It is the number of years required for an orbital period of Jupiter. It is central to many systems of timekeeping, including the Western calendar and units of time of day and frequently appears in the world's major religions.
Name
Twelve is the largest number with a single-syllable name in English. Early Germanic numbers have been theorized to have been non-decimal: evidence includes the unusual phrasing of eleven and twelve, the former use of "hundred" to refer to groups of 120, and the presence of glosses such as "tentywise" or "ten-count" in medieval texts showing that writers could not presume their readers would normally understand them that way.[1][2][3] Such uses gradually disappeared with the introduction of Arabic numerals during the 12th-century Renaissance.
Derived from Old English, twelf and tuelf are first attested in the 10th-century Lindisfarne Gospels' Book of John.[note 1][5] It has cognates in every Germanic language (e.g. German zwölf), whose Proto-Germanic ancestor has been reconstructed as *twaliƀi..., from *twa ("two") and suffix *-lif- or *-liƀ- of uncertain meaning.[5] It is sometimes compared with the Lithuanian dvýlika, although -lika is used as the suffix for all numbers from 11 to 19 (analogous to "-teen").[5] Every other Indo-European language instead uses a form of "two"+"ten", such as the Latin duōdecim.[5] The usual ordinal form is "twelfth" but "dozenth" or "duodecimal" (from the Latin word) is also used in some contexts, particularly base-12 numeration.
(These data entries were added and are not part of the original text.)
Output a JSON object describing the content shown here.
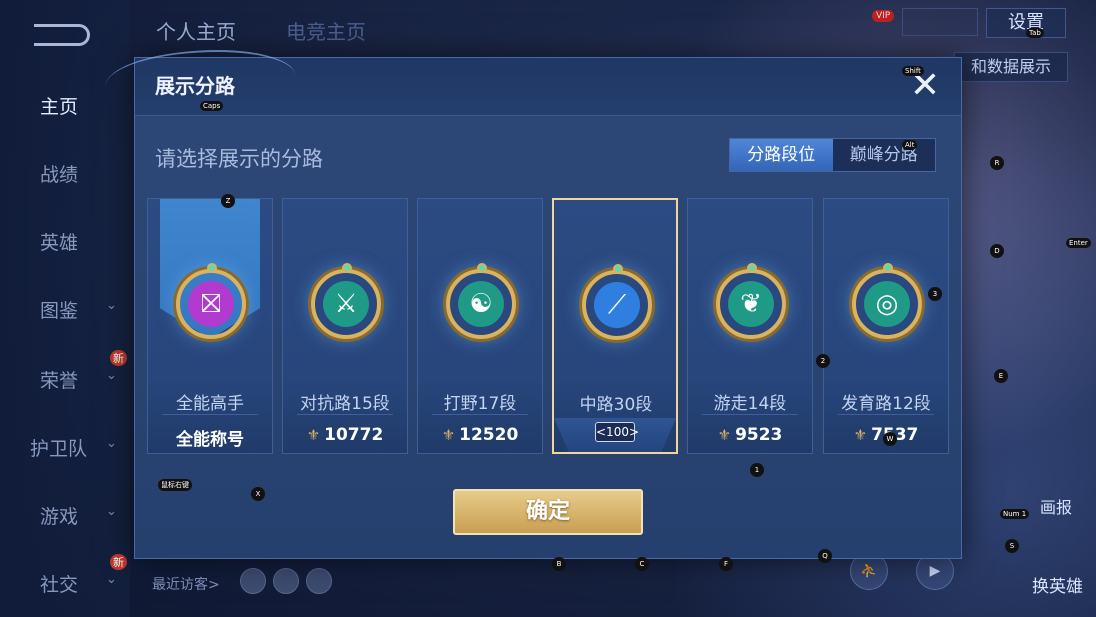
{
  "left_nav": {
    "items": [
      {
        "label": "主页",
        "active": true,
        "chevron": false,
        "badge": ""
      },
      {
        "label": "战绩",
        "active": false,
        "chevron": false,
        "badge": ""
      },
      {
        "label": "英雄",
        "active": false,
        "chevron": false,
        "badge": ""
      },
      {
        "label": "图鉴",
        "active": false,
        "chevron": true,
        "badge": ""
      },
      {
        "label": "荣誉",
        "active": false,
        "chevron": true,
        "badge": "新"
      },
      {
        "label": "护卫队",
        "active": false,
        "chevron": true,
        "badge": ""
      },
      {
        "label": "游戏",
        "active": false,
        "chevron": true,
        "badge": ""
      },
      {
        "label": "社交",
        "active": false,
        "chevron": true,
        "badge": "新"
      }
    ]
  },
  "header": {
    "tabs": [
      "个人主页",
      "电竞主页"
    ],
    "settings_label": "设置",
    "vip_label": "VIP",
    "data_button_label": "和数据展示"
  },
  "footer": {
    "recent_visitors_label": "最近访客>",
    "report_label": "画报",
    "change_hero_label": "换英雄"
  },
  "dialog": {
    "title": "展示分路",
    "close_glyph": "✕",
    "subtitle": "请选择展示的分路",
    "toggle": {
      "left": "分路段位",
      "right": "巅峰分路",
      "selected": "left"
    },
    "cards": [
      {
        "label": "全能高手",
        "score": "全能称号",
        "coin": false,
        "glyph": "⛝",
        "color": "#b23ad0",
        "selected": false,
        "banner": true
      },
      {
        "label": "对抗路15段",
        "score": "10772",
        "coin": true,
        "glyph": "⚔",
        "color": "#1e9a86",
        "selected": false,
        "banner": false
      },
      {
        "label": "打野17段",
        "score": "12520",
        "coin": true,
        "glyph": "☯",
        "color": "#1e9a86",
        "selected": false,
        "banner": false
      },
      {
        "label": "中路30段",
        "score": "",
        "coin": false,
        "glyph": "⟋",
        "color": "#2f7fe0",
        "selected": true,
        "banner": false,
        "rank": "<100>"
      },
      {
        "label": "游走14段",
        "score": "9523",
        "coin": true,
        "glyph": "❦",
        "color": "#1e9a86",
        "selected": false,
        "banner": false
      },
      {
        "label": "发育路12段",
        "score": "7537",
        "coin": true,
        "glyph": "◎",
        "color": "#1e9a86",
        "selected": false,
        "banner": false
      }
    ],
    "confirm_label": "确定"
  },
  "key_hints": {
    "tab": "Tab",
    "shift": "Shift",
    "caps": "Caps",
    "z": "Z",
    "alt": "Alt",
    "r": "R",
    "d": "D",
    "enter": "Enter",
    "three": "3",
    "two": "2",
    "e": "E",
    "one": "1",
    "mouse": "鼠标右键",
    "x": "X",
    "num1": "Num 1",
    "s": "S",
    "b": "B",
    "c": "C",
    "f": "F",
    "q": "Q",
    "w": "W"
  }
}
Similarly, a group of twelve things is usually a "dozen" but may also be referred to as a "dodecad" or "duodecad". The adjective referring to a group of twelve is "duodecuple".
As with eleven,[6] the earliest forms of twelve are often considered to be connected with Proto-Germanic *liƀan or *liƀan ("to leave"), with the implicit meaning that "two is left" after having already counted to ten.[5] The Lithuanian suffix is also considered to share a similar development.[5] The suffix *-lif- has also been connected with reconstructions of the Proto-Germanic for ten.[6][7]
As mentioned above, 12 has its own name in Germanic languages such as English (dozen), Dutch (dozijn), German (Dutzend), and Swedish (dussin), all derived from Old French dozaine. It is a compound number in many other languages, e.g. Italian dodici (but in Spanish and Portuguese, 16, and in French, 17 is the first compound number),[dubious ] Japanese 十二 jūni.[clarification needed]
Written representation
In prose writing, twelve, being the last single-syllable numeral, is sometimes taken as the last number to be written as a word, and 13 the first to be written using digits. This is not a binding rule, and in English language tradition, it is sometimes recommended to spell out numbers up to and including either nine, ten or twelve, or even ninety-nine or one hundred. Another system spells out all numbers written in one or two words (sixteen, twenty-seven, fifteen thousand, but 372 or 15,001).[8] In German orthography, there used to be the widely followed (but unofficial) rule of spelling out numbers up to twelve (zwölf). The Duden[year needed] (the German standard dictionary) mentions this rule as outdated.
Mathematical properties
12 is the sixth composite number and the superfactorial of 3.[9][10] It is the fourth pronic number (equal to 3 × 4),[11] whose digits in decimal are also successive. It is the smallest abundant number, since it is the smallest integer for which the sum of its proper divisors (1 + 2 + 3 + 4 + 6 = 16) is greater than itself,[12] and the second semiperfect number, since there is a subset of the proper divisors of 12 that add up to itself.[13] It is equal to the sum between the second pair of twin primes (5 + 7),[14] while it is also the smallest number with exactly six divisors (1, 2, 3, 4, 6 and 12) which makes it the fifth highly composite number,[15] and since 6 is also one of them, twelve is also the fifth refactorable number.[16] 12, as a number with a perfect number of divisors (six), has a sum of divisors that yields the second perfect number, σ(12) = 28,[17] and as such it is the smallest of two known sublime numbers, which are numbers that have a perfect number of divisors whose sum is also perfect.[18] 12 is the fifth Pell number (preceded by 0, 1, 2, and 5)[19] as well as the third pentagonal number,[20] and a Harshad number in all bases except octal.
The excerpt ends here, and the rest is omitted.